The average price for a gallon of gasoline in the US is hovering around $ 4.10, and the price of crude oil, which can affect how much money you spend at the pump, has repeatedly climbed past $ 100 per barrel in recent months. The benchmark Brent crude averaged $ 117 a barrel in March, a $ 20 increase from February. The US Energy Information Administration said in its most recent outlook that the increase was sparked by Russia’s invasion of Ukraine, which has roiled markets worldwide.
“Sanctions on Russia and other actions contributed to falling oil production in Russia and created significant market uncertainties about the potential for further oil supply disruptions,” the EIA said, adding that this was occurring against a backdrop of already low oil inventories and higher demand.
“Actual price outcomes will depend on the degree to which existing sanctions imposed on Russia, any potential future sanctions, and independent corporate actions affect Russia’s oil production or the sale of Russian oil in the global market,” the EIA said.
Cooling off demand
The final driver of consumer prices is simply demand. At the onset of the pandemic, the US government unleashed waves of supportive financial measures to fortify the economy as businesses shut down.
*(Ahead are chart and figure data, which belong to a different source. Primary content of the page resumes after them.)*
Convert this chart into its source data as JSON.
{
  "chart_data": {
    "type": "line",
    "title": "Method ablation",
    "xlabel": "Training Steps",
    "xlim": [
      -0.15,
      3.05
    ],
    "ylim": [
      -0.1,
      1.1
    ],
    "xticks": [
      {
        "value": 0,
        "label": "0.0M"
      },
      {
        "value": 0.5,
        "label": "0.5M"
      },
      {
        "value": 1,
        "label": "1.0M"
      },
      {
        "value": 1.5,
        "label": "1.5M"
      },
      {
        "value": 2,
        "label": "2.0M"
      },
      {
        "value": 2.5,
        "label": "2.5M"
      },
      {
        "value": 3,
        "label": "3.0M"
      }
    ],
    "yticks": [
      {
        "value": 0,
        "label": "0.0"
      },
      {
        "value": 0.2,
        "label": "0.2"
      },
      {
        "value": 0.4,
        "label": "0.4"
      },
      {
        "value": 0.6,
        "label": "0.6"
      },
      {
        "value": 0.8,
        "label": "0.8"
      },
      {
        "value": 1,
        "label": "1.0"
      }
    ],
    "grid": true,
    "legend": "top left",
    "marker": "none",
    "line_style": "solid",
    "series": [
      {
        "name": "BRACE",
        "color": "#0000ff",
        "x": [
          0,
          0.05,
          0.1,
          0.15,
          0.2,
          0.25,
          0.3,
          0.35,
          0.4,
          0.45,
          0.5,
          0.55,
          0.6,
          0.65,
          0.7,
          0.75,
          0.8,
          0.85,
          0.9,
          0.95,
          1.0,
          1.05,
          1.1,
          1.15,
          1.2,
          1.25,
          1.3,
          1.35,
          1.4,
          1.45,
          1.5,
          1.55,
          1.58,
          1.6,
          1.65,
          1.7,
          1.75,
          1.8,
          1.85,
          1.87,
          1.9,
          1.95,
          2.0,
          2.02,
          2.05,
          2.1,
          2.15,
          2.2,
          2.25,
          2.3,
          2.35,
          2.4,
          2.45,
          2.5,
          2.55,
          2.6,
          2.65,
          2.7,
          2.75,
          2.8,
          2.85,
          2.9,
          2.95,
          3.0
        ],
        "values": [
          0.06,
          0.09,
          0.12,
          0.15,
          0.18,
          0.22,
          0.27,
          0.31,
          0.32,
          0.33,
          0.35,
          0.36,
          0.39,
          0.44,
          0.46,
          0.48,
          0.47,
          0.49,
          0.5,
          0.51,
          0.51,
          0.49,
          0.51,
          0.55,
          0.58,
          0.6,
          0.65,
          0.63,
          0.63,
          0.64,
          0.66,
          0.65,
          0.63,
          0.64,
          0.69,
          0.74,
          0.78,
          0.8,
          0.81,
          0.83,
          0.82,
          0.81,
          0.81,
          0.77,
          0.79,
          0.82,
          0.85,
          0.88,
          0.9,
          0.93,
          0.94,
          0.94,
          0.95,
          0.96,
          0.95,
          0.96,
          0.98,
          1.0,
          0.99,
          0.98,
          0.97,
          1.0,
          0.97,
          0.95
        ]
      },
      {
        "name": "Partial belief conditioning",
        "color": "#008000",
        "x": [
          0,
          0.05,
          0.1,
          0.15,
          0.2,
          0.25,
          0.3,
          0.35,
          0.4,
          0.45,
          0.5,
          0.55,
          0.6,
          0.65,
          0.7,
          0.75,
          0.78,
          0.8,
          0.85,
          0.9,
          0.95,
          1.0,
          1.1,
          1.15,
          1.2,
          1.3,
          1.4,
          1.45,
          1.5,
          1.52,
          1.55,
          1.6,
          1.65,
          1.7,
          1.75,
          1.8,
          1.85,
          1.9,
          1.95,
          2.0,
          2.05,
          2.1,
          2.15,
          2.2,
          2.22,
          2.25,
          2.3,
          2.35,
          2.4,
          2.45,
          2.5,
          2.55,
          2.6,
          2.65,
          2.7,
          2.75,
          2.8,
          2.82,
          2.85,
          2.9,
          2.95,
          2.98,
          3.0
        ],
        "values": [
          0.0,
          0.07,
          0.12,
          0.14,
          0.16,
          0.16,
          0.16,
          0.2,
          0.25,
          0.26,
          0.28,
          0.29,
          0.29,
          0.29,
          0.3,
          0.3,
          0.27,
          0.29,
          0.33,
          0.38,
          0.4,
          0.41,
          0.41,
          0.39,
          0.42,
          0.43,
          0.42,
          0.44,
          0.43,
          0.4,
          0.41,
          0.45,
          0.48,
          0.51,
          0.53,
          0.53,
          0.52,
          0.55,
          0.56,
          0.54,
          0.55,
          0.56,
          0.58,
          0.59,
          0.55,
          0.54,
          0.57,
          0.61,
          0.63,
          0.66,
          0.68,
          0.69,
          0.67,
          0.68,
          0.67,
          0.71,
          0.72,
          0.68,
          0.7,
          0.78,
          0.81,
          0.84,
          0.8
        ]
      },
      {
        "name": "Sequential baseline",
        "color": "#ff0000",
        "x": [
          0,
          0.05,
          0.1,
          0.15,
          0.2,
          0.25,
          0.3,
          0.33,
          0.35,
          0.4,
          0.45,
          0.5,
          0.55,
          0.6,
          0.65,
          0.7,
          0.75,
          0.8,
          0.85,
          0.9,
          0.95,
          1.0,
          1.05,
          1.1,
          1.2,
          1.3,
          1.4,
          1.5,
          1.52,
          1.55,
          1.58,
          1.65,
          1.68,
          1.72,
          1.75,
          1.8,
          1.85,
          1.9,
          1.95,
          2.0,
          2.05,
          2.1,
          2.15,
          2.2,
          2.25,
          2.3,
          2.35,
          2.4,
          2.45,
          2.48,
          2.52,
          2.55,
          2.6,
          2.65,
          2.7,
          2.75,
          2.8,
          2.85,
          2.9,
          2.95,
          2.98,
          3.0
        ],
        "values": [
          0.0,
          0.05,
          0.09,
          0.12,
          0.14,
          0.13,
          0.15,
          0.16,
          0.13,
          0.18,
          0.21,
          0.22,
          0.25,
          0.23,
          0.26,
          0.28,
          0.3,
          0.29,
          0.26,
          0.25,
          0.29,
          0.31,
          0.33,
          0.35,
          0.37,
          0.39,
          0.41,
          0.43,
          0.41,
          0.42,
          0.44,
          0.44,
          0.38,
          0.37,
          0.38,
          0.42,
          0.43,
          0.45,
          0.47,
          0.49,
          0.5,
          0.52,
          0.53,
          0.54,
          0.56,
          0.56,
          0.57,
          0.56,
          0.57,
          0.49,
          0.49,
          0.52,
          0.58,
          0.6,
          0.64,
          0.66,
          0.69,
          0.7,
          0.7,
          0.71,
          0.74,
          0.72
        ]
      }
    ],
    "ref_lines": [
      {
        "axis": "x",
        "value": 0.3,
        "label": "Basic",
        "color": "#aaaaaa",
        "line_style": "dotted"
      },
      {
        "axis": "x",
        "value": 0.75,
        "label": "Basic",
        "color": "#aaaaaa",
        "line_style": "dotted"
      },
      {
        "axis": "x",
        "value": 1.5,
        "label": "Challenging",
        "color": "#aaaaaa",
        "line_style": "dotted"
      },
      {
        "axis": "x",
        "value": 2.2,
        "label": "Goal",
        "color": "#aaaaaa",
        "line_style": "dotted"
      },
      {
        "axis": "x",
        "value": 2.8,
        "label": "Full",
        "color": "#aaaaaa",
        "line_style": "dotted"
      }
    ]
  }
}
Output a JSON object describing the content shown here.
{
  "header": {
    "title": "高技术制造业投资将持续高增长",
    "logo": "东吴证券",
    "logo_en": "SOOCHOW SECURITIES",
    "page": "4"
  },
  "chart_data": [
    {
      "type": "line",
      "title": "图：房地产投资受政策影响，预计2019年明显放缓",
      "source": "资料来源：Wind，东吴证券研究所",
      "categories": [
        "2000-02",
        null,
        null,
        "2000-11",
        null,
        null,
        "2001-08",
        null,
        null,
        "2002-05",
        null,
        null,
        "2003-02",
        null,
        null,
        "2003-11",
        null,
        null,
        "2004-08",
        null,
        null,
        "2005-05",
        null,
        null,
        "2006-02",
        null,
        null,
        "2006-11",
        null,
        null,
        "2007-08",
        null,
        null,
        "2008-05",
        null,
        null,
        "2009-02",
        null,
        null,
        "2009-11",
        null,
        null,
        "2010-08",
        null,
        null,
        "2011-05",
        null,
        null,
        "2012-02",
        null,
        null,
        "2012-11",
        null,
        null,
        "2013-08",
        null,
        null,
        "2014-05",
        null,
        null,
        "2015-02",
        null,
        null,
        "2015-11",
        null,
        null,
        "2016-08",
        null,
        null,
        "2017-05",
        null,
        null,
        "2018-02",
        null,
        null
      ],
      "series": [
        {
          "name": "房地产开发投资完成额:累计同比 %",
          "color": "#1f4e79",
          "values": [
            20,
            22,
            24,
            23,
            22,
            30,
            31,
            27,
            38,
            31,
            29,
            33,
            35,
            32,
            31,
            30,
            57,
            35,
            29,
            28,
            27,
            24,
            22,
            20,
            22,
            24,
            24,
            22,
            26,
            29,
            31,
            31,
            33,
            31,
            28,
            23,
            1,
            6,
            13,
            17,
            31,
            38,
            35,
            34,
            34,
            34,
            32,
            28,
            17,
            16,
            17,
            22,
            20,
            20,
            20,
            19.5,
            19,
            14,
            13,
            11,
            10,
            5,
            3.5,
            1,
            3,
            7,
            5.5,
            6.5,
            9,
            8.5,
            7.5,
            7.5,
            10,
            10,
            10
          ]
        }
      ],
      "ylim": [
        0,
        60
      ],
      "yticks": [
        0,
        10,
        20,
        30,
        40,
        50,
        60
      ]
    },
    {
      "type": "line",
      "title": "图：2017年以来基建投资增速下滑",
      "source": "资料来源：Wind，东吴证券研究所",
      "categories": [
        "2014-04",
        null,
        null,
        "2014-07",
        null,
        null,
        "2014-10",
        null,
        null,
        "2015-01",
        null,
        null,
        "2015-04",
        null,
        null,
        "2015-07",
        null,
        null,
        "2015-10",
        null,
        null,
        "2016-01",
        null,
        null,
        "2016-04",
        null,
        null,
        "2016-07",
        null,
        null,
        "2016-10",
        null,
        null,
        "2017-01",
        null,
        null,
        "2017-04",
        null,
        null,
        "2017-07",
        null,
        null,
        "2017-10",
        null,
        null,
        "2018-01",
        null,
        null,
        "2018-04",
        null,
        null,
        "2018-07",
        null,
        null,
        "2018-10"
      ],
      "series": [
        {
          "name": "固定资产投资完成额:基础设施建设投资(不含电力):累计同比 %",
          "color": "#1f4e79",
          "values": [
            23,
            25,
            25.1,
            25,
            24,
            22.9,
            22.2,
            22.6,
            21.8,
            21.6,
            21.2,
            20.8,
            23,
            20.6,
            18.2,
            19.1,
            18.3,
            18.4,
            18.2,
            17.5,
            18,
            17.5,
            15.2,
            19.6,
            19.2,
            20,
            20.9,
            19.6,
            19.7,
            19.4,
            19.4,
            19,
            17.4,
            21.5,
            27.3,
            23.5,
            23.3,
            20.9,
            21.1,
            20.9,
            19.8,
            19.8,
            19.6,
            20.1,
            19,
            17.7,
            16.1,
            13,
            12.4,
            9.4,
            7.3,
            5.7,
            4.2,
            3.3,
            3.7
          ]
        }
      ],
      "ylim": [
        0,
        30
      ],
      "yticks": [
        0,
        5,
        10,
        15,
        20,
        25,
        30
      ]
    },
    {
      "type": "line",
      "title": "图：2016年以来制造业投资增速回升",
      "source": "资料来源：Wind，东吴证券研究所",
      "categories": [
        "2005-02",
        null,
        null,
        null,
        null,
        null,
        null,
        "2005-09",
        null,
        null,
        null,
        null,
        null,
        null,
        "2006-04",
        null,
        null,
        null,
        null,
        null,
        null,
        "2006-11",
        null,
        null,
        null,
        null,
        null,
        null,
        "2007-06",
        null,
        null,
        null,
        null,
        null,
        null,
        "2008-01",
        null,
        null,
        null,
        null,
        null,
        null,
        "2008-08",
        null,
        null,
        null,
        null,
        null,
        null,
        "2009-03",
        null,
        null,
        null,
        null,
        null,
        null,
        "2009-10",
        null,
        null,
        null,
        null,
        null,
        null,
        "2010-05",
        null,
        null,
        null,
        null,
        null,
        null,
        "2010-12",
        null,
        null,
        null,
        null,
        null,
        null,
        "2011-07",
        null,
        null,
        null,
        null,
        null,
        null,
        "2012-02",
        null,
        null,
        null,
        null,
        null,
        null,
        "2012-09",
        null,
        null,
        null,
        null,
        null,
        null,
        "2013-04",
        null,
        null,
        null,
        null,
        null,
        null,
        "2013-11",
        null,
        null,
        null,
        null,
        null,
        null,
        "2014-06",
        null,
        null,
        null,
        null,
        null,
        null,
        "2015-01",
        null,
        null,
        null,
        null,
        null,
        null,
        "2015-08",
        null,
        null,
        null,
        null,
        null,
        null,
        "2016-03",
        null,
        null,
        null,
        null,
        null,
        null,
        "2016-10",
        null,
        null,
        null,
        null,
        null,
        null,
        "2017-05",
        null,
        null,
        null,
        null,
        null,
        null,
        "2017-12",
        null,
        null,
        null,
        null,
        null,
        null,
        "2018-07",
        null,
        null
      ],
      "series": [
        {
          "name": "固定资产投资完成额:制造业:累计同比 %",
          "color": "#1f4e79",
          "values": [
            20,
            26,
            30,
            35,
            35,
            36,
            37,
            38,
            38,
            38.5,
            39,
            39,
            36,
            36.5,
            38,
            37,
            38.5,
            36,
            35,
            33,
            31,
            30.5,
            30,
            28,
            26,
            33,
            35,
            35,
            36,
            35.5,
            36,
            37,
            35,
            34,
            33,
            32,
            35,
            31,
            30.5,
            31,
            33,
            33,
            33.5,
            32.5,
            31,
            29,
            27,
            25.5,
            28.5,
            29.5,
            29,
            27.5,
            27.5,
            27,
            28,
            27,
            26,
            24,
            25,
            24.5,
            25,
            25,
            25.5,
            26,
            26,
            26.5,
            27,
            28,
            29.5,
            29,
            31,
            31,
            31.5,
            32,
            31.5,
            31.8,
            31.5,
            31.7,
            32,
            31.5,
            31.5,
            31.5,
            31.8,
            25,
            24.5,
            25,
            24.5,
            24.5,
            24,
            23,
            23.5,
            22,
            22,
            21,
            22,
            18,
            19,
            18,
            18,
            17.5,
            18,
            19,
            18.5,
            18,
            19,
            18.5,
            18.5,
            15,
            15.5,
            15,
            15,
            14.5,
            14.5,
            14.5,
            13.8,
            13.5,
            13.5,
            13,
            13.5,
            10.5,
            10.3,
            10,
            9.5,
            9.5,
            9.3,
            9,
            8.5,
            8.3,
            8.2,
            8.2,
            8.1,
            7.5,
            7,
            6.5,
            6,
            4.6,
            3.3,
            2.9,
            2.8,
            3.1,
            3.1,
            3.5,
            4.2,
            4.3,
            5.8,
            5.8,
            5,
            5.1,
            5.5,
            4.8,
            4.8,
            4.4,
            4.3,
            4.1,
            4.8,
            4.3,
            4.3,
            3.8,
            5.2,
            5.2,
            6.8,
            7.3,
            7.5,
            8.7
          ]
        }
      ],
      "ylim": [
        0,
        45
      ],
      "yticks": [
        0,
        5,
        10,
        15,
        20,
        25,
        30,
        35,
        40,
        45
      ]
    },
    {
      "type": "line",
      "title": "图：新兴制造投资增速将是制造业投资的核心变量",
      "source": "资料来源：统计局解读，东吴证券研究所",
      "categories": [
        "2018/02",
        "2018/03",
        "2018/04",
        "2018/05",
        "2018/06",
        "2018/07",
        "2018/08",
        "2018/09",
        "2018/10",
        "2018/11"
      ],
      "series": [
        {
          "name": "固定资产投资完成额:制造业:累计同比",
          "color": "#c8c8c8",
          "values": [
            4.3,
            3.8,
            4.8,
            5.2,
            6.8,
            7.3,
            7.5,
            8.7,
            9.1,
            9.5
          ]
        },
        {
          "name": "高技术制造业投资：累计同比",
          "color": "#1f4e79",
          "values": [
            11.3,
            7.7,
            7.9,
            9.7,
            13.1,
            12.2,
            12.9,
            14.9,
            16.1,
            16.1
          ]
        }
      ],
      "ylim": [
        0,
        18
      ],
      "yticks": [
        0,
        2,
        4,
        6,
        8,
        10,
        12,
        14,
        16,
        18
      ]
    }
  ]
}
But Lusk, the Purdue economist, conceded that however necessary those measures were in the short run, they may have led to the excess demand of the Federal Reserve is now trying to cool off.
“People have money, and they’re wanting to spend it,” Lusk said. “And despite higher prices, if you ask how people are responding to inflation, they’re saying, ‘I’m not really changing, I’m just paying more, not cutting back.’ That suggests they’re not acting like it’s a recessionary environment yet. “
It’s the main reason the Federal Reserve is now poised to raise interest rates by 0.5 percent at its next meeting the first week of May, with plans for six more rate hikes through the end of 2022. The idea is to make it more expensive to borrow and invest money.
“Forecasters widely underestimated the severity and persistence of supply-side frictions, which, when combined with strong demand, especially for durable goods, produced surprisingly high inflation,” Federal Reserve Chairman Jerome Powell said in a March 21 speech, confirming that there has simply has been more demand for fewer available goods, which has led to higher prices.
Powell said the Fed will use its tools “to moderate demand growth, thereby facilitating continued, sustainable increases in employment and wages.”
At least one economist believes the inflation numbers for March could be the peak with a gradual decline to follow. Ian Shepherdson, chief economist at Pantheon Macroeconomics, now forecasts 6 percent inflation by July – and 3 percent by next January.
“The forecasts are contingent on oil prices remaining close to their current level, and core inflation easing on the back of falling vehicle prices and slowing wage gains,” he wrote in a note to clients on April 12.